Reserpine and Guanethidine

Drugs such as reserpine¹⁷⁷ and guanethidine¹⁷⁸ that deplete tissue catecholamines were used extensively in the past as adjuncts in the therapy for thyrotoxicosis, but fell into disuse as the value of beta -sympathetic blockade with propranolol became recognized.

Glucocorticoids, Ipodate, and Other Treatments

As described elsewhere, potassium iodide acts promptly to inhibit thyroid hormone secretion from the Graves' disease thyroid gland. PTU, propranolol, glucocorticoids,¹⁸¹ amiodarone, and sodium ipodate (Oragrafin Sodium) inhibit peripheral T₄ to T₃ conversion, and glucocorticoids may have a more prolonged suppressive effect on thyrotoxicosis.¹⁸² Orally administered resins bind T₄ in the intestine and prevent recirculation.¹⁸³ All of these agents have been used for control of thyrotoxicosis.^184,185 Combined dexamethasone, potassium iodide, and PTU can lower the serum T₃ level to normal in 24 hours, which is useful in severe thyrotoxicosis. Prednisone has been reported to induce remission of Graves' disease, but at the expense of causing Cushing's syndrome.¹⁸⁷ Ipodate (0.5 - 1 g orally per day) acts to inhibit hormone release because of its iodine content, in addition to its action to inhibit T₄ to T₃ conversion. This dose of ipodate given to patients with Graves' disease reduced the serum T₃ level by 58% and the T₄ level by 20% within 24 hours, and the effect persisted for three weeks.^188,189 This dose of ipodate was more effective than 600 mg of PTU, which decreased the T₃ level by only 23% during the first 24 hours, whereas the T₄ level did not drop. Ipodate may prove to be a useful adjunct in the early therapy of hyperthyroidism, but will increase total body and thyroidal iodine. However, when the drug is stopped, the RAIU in Graves' patients usually returns to pre- treatment levels within a week.¹⁸⁹ Because it is the most effective agent available in preventing conversion of T₄ to T₃, it has a useful role in managing thyroid storm (Chapter 12).

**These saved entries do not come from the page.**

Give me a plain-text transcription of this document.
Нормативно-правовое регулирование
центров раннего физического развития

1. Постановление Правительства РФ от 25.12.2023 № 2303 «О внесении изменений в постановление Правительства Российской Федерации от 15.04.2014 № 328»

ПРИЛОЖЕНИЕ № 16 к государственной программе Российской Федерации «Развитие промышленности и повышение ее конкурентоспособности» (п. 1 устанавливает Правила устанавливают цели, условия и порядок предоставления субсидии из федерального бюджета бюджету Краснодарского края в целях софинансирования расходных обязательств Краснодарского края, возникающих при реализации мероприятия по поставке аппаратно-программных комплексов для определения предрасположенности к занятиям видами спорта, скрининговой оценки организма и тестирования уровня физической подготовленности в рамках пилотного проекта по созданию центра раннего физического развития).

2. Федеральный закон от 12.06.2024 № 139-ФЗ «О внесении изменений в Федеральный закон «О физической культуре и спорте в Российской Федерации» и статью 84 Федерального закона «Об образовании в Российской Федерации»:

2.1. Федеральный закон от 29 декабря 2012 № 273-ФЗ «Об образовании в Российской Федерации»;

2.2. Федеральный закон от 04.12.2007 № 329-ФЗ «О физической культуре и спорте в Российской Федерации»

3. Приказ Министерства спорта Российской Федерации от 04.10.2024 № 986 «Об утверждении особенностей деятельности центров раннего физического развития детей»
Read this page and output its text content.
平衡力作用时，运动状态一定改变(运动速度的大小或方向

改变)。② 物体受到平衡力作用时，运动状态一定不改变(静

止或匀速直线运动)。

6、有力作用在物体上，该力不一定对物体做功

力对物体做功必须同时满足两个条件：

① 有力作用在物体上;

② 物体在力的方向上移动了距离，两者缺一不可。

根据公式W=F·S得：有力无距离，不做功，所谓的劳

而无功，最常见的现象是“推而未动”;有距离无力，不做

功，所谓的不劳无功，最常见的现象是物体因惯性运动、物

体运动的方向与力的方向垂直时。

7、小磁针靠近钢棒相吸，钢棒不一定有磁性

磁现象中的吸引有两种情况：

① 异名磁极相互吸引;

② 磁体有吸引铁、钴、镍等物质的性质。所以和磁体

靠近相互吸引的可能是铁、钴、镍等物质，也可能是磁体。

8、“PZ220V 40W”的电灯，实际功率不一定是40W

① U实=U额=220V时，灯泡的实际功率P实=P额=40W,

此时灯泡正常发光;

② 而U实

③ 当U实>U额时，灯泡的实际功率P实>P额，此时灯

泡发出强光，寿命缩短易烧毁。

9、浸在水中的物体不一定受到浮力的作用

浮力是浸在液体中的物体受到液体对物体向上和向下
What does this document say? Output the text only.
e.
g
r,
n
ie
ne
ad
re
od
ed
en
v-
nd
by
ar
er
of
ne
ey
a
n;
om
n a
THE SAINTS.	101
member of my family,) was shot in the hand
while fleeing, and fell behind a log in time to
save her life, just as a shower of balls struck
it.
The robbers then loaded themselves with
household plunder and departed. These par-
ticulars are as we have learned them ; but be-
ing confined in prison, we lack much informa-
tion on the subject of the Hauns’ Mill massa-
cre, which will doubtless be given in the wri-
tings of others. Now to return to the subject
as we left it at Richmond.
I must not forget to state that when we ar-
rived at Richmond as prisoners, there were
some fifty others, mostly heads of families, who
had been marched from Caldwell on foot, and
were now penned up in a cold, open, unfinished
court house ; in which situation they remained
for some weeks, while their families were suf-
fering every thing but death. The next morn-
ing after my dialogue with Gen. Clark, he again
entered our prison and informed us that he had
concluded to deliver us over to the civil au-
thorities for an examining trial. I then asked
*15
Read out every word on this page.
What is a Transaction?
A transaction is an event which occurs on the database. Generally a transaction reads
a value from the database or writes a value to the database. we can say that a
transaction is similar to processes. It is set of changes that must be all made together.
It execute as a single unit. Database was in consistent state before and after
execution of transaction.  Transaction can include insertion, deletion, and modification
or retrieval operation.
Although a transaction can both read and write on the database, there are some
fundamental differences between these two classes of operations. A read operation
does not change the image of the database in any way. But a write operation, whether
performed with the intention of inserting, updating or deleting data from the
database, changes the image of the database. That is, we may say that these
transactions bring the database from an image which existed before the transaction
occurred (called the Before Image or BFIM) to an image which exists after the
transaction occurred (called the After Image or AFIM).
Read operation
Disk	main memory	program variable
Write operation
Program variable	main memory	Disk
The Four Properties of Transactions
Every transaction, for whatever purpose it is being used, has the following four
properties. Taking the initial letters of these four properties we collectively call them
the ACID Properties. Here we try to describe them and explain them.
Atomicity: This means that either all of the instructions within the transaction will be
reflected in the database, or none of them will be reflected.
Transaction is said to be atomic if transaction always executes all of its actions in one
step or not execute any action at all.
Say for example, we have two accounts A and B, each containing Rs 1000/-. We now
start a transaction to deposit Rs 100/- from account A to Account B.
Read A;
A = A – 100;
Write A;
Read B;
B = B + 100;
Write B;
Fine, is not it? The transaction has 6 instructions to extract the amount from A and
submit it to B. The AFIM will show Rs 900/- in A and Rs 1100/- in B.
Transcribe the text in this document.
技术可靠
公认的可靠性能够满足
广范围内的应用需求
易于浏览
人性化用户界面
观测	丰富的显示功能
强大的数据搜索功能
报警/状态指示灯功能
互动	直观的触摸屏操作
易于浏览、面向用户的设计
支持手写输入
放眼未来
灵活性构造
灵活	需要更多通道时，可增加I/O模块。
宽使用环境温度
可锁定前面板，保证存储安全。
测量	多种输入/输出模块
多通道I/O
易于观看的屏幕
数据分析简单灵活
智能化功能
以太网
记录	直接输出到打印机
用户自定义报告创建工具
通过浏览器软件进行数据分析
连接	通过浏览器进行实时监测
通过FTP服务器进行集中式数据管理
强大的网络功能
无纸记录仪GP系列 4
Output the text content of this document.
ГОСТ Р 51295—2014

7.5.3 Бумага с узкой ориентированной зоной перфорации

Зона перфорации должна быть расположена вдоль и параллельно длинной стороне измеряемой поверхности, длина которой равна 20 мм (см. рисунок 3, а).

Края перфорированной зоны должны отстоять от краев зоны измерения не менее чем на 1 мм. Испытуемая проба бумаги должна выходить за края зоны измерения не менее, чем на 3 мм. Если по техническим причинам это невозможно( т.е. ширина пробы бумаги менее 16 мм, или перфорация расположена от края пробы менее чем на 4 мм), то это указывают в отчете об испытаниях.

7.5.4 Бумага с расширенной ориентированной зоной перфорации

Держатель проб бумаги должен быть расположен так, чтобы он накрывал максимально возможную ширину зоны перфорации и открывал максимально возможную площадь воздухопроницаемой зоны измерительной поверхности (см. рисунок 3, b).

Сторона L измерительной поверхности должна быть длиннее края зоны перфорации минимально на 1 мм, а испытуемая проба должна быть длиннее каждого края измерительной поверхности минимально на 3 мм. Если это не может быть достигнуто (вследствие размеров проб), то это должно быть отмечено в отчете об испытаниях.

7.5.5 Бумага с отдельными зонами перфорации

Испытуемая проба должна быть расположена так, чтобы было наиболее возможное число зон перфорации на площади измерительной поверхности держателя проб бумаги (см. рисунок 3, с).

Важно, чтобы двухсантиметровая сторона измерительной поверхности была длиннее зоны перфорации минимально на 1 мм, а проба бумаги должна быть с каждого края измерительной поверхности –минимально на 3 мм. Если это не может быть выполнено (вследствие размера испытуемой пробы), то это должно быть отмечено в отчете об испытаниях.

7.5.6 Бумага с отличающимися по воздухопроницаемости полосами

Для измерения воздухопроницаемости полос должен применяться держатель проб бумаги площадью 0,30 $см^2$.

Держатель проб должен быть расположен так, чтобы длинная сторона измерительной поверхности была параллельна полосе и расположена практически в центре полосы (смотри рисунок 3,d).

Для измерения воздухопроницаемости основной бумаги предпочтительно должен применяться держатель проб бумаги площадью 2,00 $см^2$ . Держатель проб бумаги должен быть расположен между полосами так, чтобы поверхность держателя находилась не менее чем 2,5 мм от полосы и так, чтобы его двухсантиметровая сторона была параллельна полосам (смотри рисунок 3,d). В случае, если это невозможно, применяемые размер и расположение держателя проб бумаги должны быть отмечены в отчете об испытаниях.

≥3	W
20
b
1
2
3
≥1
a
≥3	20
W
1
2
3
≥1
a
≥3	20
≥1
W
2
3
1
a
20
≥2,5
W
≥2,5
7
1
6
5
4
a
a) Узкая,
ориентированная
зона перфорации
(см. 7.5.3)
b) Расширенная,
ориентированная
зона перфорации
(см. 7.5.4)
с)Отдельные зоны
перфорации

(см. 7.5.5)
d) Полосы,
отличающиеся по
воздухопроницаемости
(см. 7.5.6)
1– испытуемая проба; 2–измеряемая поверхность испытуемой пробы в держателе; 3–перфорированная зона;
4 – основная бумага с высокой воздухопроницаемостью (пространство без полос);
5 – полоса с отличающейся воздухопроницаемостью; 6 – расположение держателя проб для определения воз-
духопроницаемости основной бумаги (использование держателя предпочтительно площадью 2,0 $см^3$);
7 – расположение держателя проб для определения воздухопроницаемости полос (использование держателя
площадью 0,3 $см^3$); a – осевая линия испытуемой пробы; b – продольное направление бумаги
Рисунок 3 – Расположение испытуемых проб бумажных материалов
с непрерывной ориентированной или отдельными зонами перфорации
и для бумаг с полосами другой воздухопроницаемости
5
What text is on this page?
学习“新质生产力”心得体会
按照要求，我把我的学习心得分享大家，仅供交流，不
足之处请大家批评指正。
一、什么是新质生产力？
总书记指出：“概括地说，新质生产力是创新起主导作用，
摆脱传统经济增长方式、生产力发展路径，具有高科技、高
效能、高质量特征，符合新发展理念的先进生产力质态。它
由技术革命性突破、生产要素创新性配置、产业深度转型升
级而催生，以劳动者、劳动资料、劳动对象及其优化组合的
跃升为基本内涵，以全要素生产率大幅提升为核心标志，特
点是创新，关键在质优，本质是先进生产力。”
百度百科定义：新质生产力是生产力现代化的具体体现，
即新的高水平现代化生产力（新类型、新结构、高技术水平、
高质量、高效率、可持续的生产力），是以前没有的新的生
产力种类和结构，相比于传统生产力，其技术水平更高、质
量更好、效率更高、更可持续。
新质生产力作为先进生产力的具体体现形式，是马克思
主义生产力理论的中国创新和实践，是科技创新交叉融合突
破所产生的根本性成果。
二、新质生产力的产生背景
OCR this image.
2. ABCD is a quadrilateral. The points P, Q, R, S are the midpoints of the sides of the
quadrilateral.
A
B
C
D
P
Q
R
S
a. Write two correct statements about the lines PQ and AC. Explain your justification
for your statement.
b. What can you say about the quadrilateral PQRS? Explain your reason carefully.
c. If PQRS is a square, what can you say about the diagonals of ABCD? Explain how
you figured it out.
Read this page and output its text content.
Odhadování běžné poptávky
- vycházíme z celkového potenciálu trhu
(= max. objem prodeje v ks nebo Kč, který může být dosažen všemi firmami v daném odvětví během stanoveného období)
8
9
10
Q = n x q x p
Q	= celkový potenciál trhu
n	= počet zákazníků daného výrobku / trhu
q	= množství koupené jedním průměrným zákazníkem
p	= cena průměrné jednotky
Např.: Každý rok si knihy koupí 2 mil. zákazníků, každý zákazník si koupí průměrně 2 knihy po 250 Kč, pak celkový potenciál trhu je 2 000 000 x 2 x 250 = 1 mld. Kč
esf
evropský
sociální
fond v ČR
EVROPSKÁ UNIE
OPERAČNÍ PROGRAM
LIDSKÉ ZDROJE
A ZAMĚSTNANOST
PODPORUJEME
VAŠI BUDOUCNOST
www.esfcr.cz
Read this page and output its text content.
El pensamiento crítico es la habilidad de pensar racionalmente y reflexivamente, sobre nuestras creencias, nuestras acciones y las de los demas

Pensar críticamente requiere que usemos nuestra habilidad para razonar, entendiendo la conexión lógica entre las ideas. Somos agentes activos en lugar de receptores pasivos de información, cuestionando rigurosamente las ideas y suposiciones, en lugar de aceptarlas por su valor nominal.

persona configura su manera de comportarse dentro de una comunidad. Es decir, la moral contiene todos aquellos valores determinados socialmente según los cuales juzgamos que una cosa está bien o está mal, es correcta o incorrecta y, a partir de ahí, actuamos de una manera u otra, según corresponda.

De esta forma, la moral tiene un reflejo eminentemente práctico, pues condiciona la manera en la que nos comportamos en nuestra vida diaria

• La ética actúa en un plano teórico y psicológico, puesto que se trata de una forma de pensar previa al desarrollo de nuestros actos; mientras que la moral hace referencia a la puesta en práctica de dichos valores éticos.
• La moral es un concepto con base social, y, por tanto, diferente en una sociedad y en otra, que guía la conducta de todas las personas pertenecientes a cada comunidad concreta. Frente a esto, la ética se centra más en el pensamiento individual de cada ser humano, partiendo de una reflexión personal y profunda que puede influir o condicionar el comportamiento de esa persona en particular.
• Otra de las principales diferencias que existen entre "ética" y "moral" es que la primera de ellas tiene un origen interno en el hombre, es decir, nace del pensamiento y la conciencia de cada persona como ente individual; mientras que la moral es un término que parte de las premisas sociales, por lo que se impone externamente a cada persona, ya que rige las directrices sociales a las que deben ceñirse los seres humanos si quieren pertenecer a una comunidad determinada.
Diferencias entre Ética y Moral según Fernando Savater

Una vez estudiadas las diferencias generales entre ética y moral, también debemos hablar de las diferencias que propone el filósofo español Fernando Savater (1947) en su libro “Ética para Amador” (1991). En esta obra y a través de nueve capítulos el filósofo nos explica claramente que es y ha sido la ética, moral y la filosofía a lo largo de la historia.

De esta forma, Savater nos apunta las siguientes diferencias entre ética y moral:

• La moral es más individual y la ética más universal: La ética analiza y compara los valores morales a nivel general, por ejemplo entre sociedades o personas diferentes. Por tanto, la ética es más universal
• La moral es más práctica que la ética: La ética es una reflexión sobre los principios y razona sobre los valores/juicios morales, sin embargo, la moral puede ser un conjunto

Lithium Chloride-The use of lithium as an adjunct to therapy with radioiodine in treatment of hyperthyroidism was compared in a randomized prospective study.  The lithium group received lithium carbonate 300 mg three times a day, for three weeks starting on the day of radioiodine administration.   Patients had been made euthyroid with antithyroid drugs prior to RAI treatment.  There was no effect on the percentage of patients cured.  Ten percent of patients complained of side effects of the lithium(189.1).